Most CVD outcome measurements reported by patients are inadequate

Only a minority of the tools used in clinical and research settings to assess patient-reported outcome measurements (PROMs) in CVD care adhere to quality standards set by the U.S. Food and Drug Administration or to consensus-based metrics, according to a review of 50 such tools.

Health status PROMs, which assess symptom burden, functional status, and health-related quality of life, give the patient a voice in their treatment, provide tools to measure treatment effects in research, and have proven to be more sensitive measures of health changes over time than in some cases a doctor’s assessment.

Harriette Van Spall, MD, MPH (McMaster University, Hamilton, Canada), senior author of the published review Annals of Internal Medicinesaid that while traditional instruments such as the NYHA grade and the Canadian Cardiovascular Society (CCS) scale for grading angina are the ones that many physicians are most familiar with, many disease-specific and generic PROMs are available, but are commonly used in CVD treatment are still underused.

Her group evaluated all existing health status PROMs that have been developed and validated in CVD populations.

“We found that few PROMs have reported validation of all FDA-recommended psychometric properties,” Van Spall told TCTMD. “Few had characteristics assessed as sufficient by the COSMIN standards, which are standards that assess the validation process and reporting of PROMs.” The review also concluded that some PROMs had minimally important Differences (MIDs) were identified, meaning that there is no known improvement threshold that is clinically relevant.

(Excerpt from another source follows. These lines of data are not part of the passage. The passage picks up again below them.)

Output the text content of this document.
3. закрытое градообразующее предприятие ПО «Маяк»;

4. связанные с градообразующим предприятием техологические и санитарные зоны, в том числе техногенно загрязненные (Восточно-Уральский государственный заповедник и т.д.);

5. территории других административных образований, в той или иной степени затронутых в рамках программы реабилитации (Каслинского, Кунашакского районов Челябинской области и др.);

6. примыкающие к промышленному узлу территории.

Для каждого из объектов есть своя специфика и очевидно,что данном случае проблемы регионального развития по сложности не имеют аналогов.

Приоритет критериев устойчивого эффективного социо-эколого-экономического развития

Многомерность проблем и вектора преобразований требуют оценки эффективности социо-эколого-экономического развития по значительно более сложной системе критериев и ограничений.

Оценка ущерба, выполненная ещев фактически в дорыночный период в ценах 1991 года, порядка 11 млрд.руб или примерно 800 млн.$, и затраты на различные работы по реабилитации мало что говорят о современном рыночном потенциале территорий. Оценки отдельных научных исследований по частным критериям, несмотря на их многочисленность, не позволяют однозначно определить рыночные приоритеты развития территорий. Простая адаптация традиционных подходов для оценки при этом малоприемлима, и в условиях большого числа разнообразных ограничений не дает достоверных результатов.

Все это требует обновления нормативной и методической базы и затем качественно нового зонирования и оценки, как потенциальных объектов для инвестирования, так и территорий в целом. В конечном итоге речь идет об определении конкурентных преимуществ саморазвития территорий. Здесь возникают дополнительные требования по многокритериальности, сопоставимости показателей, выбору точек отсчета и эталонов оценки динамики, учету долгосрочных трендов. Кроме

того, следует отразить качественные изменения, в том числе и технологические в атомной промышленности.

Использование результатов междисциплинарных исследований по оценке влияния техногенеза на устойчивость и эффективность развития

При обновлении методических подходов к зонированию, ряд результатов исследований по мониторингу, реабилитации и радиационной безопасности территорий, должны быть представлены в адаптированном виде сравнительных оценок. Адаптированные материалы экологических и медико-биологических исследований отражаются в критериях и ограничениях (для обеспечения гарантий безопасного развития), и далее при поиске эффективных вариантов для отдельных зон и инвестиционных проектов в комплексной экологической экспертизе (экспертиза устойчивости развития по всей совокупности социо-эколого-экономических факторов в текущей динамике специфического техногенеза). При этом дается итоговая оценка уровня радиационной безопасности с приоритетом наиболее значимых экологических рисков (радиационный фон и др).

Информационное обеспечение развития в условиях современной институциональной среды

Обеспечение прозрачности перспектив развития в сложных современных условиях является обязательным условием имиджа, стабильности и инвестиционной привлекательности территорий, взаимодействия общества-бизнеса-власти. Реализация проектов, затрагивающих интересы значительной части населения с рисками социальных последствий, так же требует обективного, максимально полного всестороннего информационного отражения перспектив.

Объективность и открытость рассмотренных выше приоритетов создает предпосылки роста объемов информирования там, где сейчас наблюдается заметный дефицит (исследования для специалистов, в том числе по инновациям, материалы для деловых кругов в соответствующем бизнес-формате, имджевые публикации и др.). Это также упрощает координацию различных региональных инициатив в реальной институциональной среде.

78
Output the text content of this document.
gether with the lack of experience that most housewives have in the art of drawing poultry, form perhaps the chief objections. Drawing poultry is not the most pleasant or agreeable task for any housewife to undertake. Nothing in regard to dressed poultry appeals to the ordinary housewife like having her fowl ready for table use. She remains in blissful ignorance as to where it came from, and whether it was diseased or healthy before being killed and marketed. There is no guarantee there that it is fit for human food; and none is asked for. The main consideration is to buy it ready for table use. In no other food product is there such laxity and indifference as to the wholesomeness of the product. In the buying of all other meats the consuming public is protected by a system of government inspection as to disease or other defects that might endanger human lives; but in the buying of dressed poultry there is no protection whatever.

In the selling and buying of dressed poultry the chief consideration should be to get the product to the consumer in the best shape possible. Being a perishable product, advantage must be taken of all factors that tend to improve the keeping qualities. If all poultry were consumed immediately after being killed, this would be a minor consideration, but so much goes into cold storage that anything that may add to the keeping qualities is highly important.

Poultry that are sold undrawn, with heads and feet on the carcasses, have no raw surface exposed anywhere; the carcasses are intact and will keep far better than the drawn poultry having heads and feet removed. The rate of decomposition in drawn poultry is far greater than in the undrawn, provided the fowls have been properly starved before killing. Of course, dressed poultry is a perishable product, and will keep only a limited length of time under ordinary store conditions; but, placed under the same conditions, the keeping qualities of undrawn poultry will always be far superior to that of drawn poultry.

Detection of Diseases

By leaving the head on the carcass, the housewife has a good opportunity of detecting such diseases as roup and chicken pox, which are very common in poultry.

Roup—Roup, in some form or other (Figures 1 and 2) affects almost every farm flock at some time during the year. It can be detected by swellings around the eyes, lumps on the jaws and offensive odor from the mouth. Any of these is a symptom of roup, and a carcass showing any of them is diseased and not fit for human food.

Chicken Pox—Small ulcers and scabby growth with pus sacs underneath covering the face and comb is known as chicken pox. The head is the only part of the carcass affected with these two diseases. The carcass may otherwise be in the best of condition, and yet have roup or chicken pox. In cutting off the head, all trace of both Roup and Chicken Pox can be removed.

Therefore, results derived from these PROMs can be difficult to interpret.

“Not all PROMs are the same. When I choose PROMs for my clinical trials, I often choose them based on what patients prefer,” she added. “I can now present you with a smaller group of PROMs based on how they were validated.”

A card for clinicians and researchers

Van Spall and colleagues, led by Derek S. Chew, MD, MSc (Libin Cardiovascular Institute, University of Calgary, Canada, and Duke Clinical Research Institute, Durham, NC), evaluated 50 health status PROMs described in 83 studies . Of these, 45 were disease-specific and five were generic. The disease-specific tools were developed for a range of cardiovascular diseases, including arrhythmia, CAD, heart failure and general cardiovascular diseases. The average number of items was 25 for each item and the average time it took patients to complete them on paper or tablet was 10 minutes.

Only 16% of PROMs reported validation of all FDA-recommended psychometric properties, including invariance across sex, sex, and culture. Also only 11 out of 50 had available MID data or included a description of how to interpret changes in scores over time. With reference to According to COSMIN standards, only two out of 50 PROMs rated all psychometric properties as qualitatively sufficient. In 64% of all PROMs, less than half of the psychometric properties were rated as sufficient.

None of the five generic PROMs and only one out of six of the disease-specific PROMs met all FDA requirements for product approval. Similarly, none of the generic PROMs and only two of the disease-specific PROMs rated all nine COSMIN-defined properties as sufficient.

The PROMs that most completely met FDA and COSMIN criteria: Atrial Fibrillation Effect on QualiTy-of-life (AFEQT), Kansas City Cardiomyopathy Questionnaire (KCCQ), MacNew Heart Disease Health-related Quality of Life Questionnaire, Minnesota Living with Heart Failure Questionnaire ( MLHFQ), Patient-Reported Outcomes Measurement Information System-Plus-Heart Failure (PROMIS-Plus-HF), Orthostatic Hypotension Questionnaire (OHQ) and HeartQOL.

The researchers note that while generic PROMs such as EuroQol-5D (EQ-5D) are widely used in clinical CVD trials, “there appears to be a discrepancy between the frequency of their use and the extent to which they meet FDA Recommendations meet or meet COSMIN criteria for good measurement performance in CVD populations.” Problems found with the generic PROMs included insufficient content validity and the fact that none of them were developed with patient input.

“Although generic PROMs quantify an individual’s overall well-being, they do not include symptoms or functional limitations specific to CVD and are less sensitive to clinical changes compared to disease-specific instruments,” the researchers write. “Notwithstanding these limitations, generic PROMs

remain useful as they can be broadly applied to different disease states to facilitate comparison.” They may also be useful to assess the health economics of drugs or devices, they add.

“The take-home message is that we now have a comprehensive map of the characteristics and performance of each of these health status PROMs, so researchers and clinicians have a guide that can help implement the right PROM for the right condition,” Van Spall said. “Our work underscores the need for careful adherence to recognized and standardized methodological criteria for PROM development and validation also clear reporting of the psychometric properties of PROMs.”